Süddeutsche Zeitung

Missbrauch in ehemaligem Wiener Kinderheim:"Da ist jede drangekommen"

Lesezeit: 2 min

Eine irdische Dependance der Hölle: In einem Wiener Kinderheim soll es in den Siebzigerjahren zu Gewaltexzessen und systematischem Kindesmissbrauch gekommen sein. Angesichts des Ausmaßes der Gewalt diskutiert die Politik nun, ob solche Delikte überhaupt noch verjähren sollen.

Michael Frank, Wien

Heute ist das Schloss Wilhelminenberg ein Hotel, dessen Terrasse auf dem Kamm des Wienerwaldes einen traumhaften Ausblick über Stadt und Umgebung bietet. Bis zu den Siebzigerjahren allerdings war das Schloss ein Heim für so genannte Sozialwaisen, und glaubt man den Aussagen einer anwachsenden Zahl von Betroffenen, lebten die jungen Menschen dort in einer irdischen Dependance der Hölle.
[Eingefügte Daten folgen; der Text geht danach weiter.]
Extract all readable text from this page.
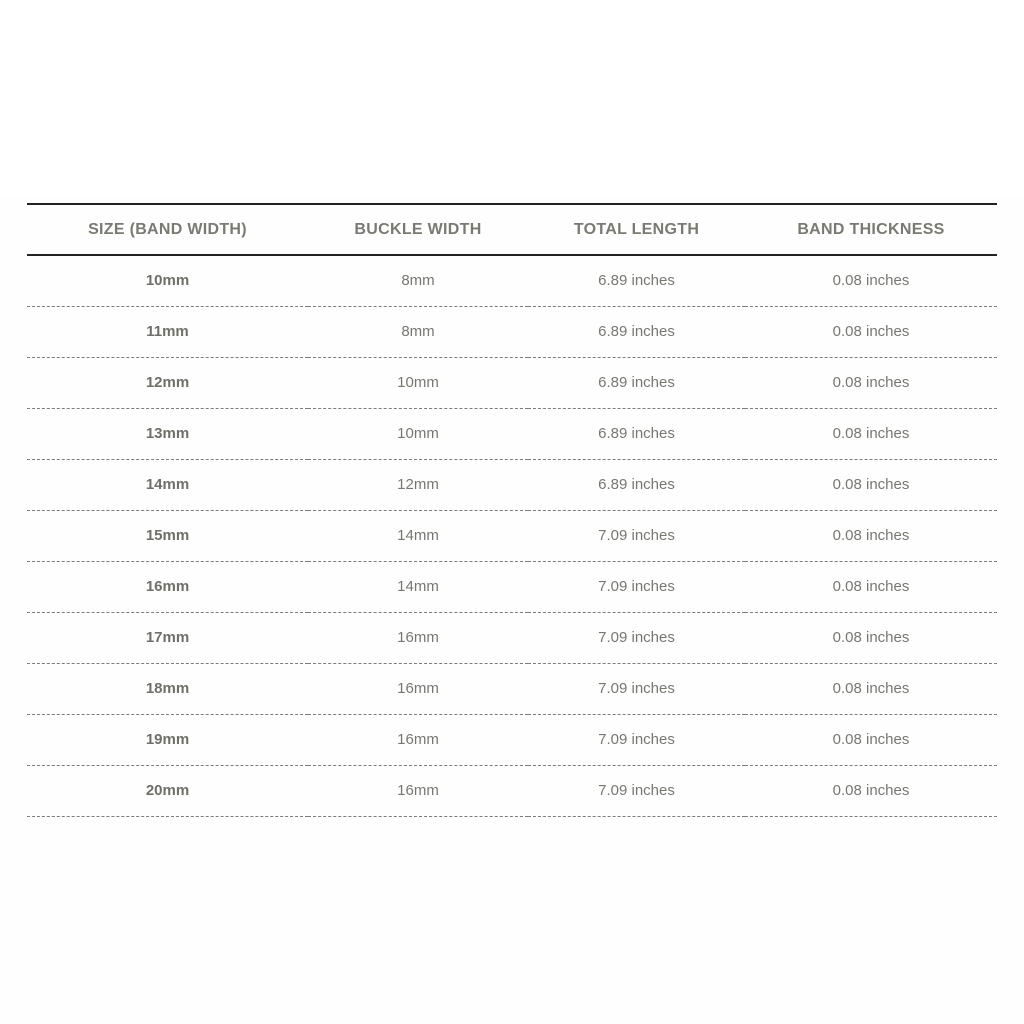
SIZE (BAND WIDTH)	BUCKLE WIDTH	TOTAL LENGTH	BAND THICKNESS
10mm	8mm	6.89 inches	0.08 inches
11mm	8mm	6.89 inches	0.08 inches
12mm	10mm	6.89 inches	0.08 inches
13mm	10mm	6.89 inches	0.08 inches
14mm	12mm	6.89 inches	0.08 inches
15mm	14mm	7.09 inches	0.08 inches
16mm	14mm	7.09 inches	0.08 inches
17mm	16mm	7.09 inches	0.08 inches
18mm	16mm	7.09 inches	0.08 inches
19mm	16mm	7.09 inches	0.08 inches
20mm	16mm	7.09 inches	0.08 inches
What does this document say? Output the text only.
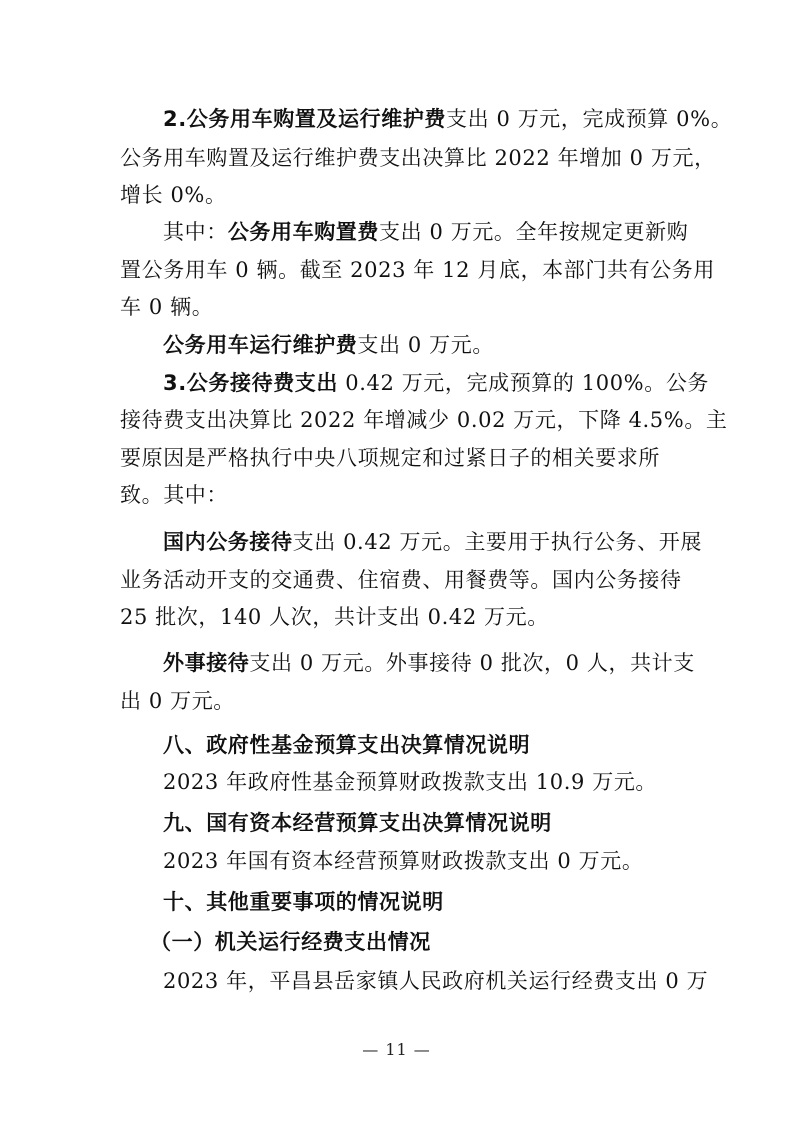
2.公务用车购置及运行维护费支出 0 万元，完成预算 0%。
公务用车购置及运行维护费支出决算比 2022 年增加 0 万元，
增长 0%。
其中：公务用车购置费支出 0 万元。全年按规定更新购
置公务用车 0 辆。截至 2023 年 12 月底，本部门共有公务用
车 0 辆。
公务用车运行维护费支出 0 万元。
3.公务接待费支出 0.42 万元，完成预算的 100%。公务
接待费支出决算比 2022 年增减少 0.02 万元，下降 4.5%。主
要原因是严格执行中央八项规定和过紧日子的相关要求所
致。其中：
国内公务接待支出 0.42 万元。主要用于执行公务、开展
业务活动开支的交通费、住宿费、用餐费等。国内公务接待
25 批次，140 人次，共计支出 0.42 万元。
外事接待支出 0 万元。外事接待 0 批次，0 人，共计支
出 0 万元。
八、政府性基金预算支出决算情况说明
2023 年政府性基金预算财政拨款支出 10.9 万元。
九、国有资本经营预算支出决算情况说明
2023 年国有资本经营预算财政拨款支出 0 万元。
十、其他重要事项的情况说明
（一）机关运行经费支出情况
2023 年，平昌县岳家镇人民政府机关运行经费支出 0 万
— 11 —
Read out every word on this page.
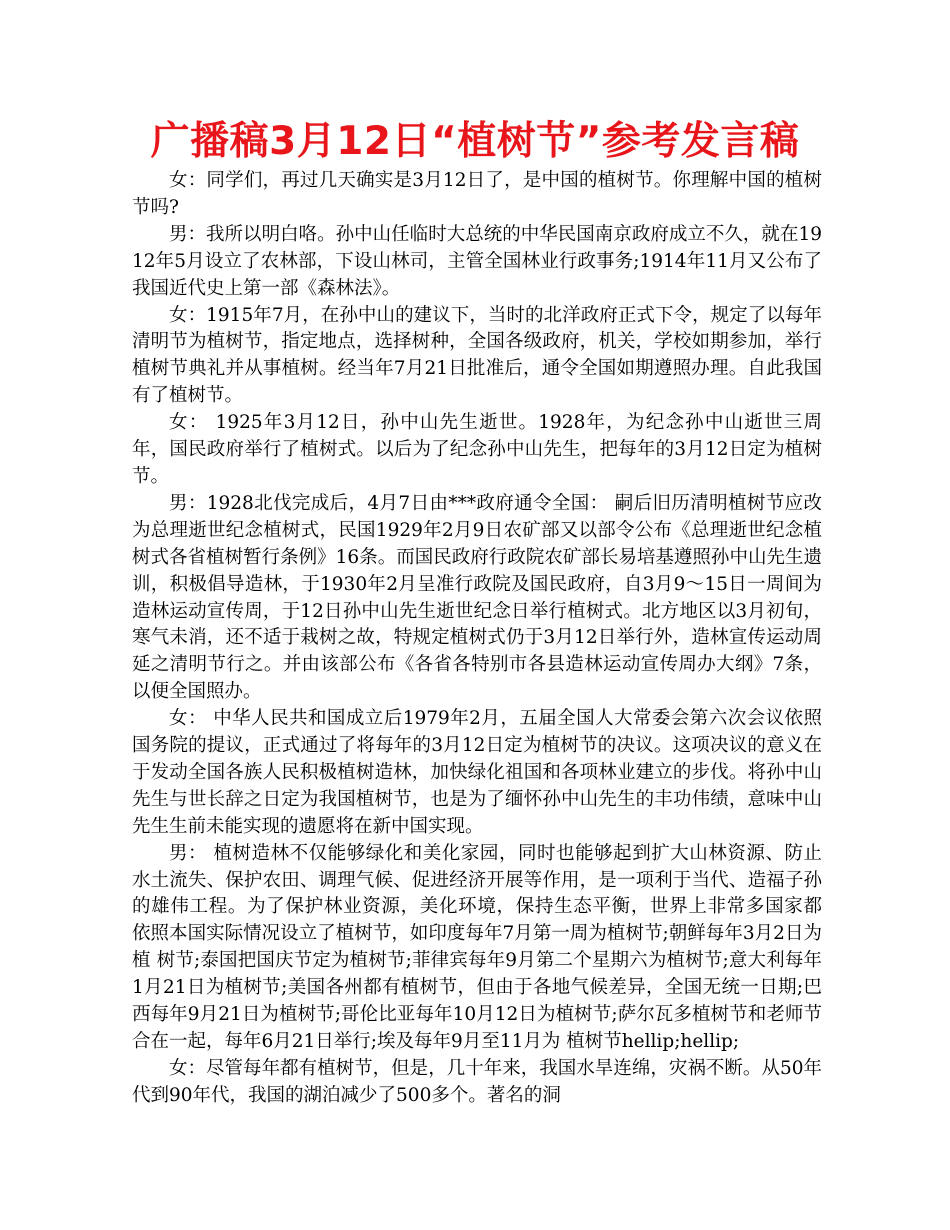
广播稿3月12日“植树节”参考发言稿

女：同学们，再过几天确实是3月12日了，是中国的植树节。你理解中国的植树节吗?

男：我所以明白咯。孙中山任临时大总统的中华民国南京政府成立不久，就在1912年5月设立了农林部，下设山林司，主管全国林业行政事务;1914年11月又公布了我国近代史上第一部《森林法》。

女：1915年7月，在孙中山的建议下，当时的北洋政府正式下令，规定了以每年清明节为植树节，指定地点，选择树种，全国各级政府，机关，学校如期参加，举行植树节典礼并从事植树。经当年7月21日批准后，通令全国如期遵照办理。自此我国有了植树节。

女： 1925年3月12日，孙中山先生逝世。1928年，为纪念孙中山逝世三周年，国民政府举行了植树式。以后为了纪念孙中山先生，把每年的3月12日定为植树节。

男：1928北伐完成后，4月7日由***政府通令全国： 嗣后旧历清明植树节应改为总理逝世纪念植树式，民国1929年2月9日农矿部又以部令公布《总理逝世纪念植树式各省植树暂行条例》16条。而国民政府行政院农矿部长易培基遵照孙中山先生遗训，积极倡导造林，于1930年2月呈准行政院及国民政府，自3月9～15日一周间为造林运动宣传周，于12日孙中山先生逝世纪念日举行植树式。北方地区以3月初旬，寒气未消，还不适于栽树之故，特规定植树式仍于3月12日举行外，造林宣传运动周延之清明节行之。并由该部公布《各省各特别市各县造林运动宣传周办大纲》7条，以便全国照办。

女： 中华人民共和国成立后1979年2月，五届全国人大常委会第六次会议依照国务院的提议，正式通过了将每年的3月12日定为植树节的决议。这项决议的意义在于发动全国各族人民积极植树造林，加快绿化祖国和各项林业建立的步伐。将孙中山先生与世长辞之日定为我国植树节，也是为了缅怀孙中山先生的丰功伟绩，意味中山先生生前未能实现的遗愿将在新中国实现。

男： 植树造林不仅能够绿化和美化家园，同时也能够起到扩大山林资源、防止水土流失、保护农田、调理气候、促进经济开展等作用，是一项利于当代、造福子孙的雄伟工程。为了保护林业资源，美化环境，保持生态平衡，世界上非常多国家都 依照本国实际情况设立了植树节，如印度每年7月第一周为植树节;朝鲜每年3月2日为植 树节;泰国把国庆节定为植树节;菲律宾每年9月第二个星期六为植树节;意大利每年1月21日为植树节;美国各州都有植树节，但由于各地气候差异，全国无统一日期;巴西每年9月21日为植树节;哥伦比亚每年10月12日为植树节;萨尔瓦多植树节和老师节合在一起，每年6月21日举行;埃及每年9月至11月为 植树节hellip;hellip;

女：尽管每年都有植树节，但是，几十年来，我国水旱连绵，灾祸不断。从50年代到90年代，我国的湖泊减少了500多个。著名的洞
Öffentlich gemacht wurden bislang die Aussagen zweier Frauen, heute Ende 40, die den Schilderungen sexuellen Missbrauchs und alltäglicher Quälereien auch noch einen rassistischen Aspekt hinzufügen. Die Berichte über den Kindesmissbrauch in diesem ehemaligen Heim der Stadt Wien haben in Österreich die Debatte um die Verjährung solcher Delikte neu entfacht.

Einer der Kernvorwürfe gegen eine der damaligen Erzieherinnen ist es, Kindern erklärt zu haben, als "Zigeuner" hätten sie nicht "das Recht, zu leben". In der Tageszeitung Kurier schildern Betroffene, sie seien mit Filmen und Fotos aus Konzentrationslagern des NS-Regimes konfrontiert worden. "Dunkle" Menschen seien dort umgebracht worden, habe man ihnen gesagt und sie gefragt, "ob wir (die Kinder) jetzt endlich verstehen, dass wir da auch hingehören und dass wir nicht das Recht haben, zu leben".

Verdacht auf ein System von Kinderprostitution

Schilderungen von Prügeleien, nächtlichem Schlafentzug und Psychoterror gipfeln in dem Verdacht, dass hinter Massenvergewaltigungen durch Erzieher und fremde Männer ein regelrechtes System von Kinderprostitution gestanden haben könnte. Besonders kleine Mädchen seien betroffen gewesen. Erzieherinnen hätten ihnen Strumpfbänder umgebunden und ihnen verboten, die Haare abzuschneiden. Der Weiße Ring, der sich um Verbrechensopfer kümmert, und die Staatsanwaltschaft halten die Verdachtsmomente für stichhaltig.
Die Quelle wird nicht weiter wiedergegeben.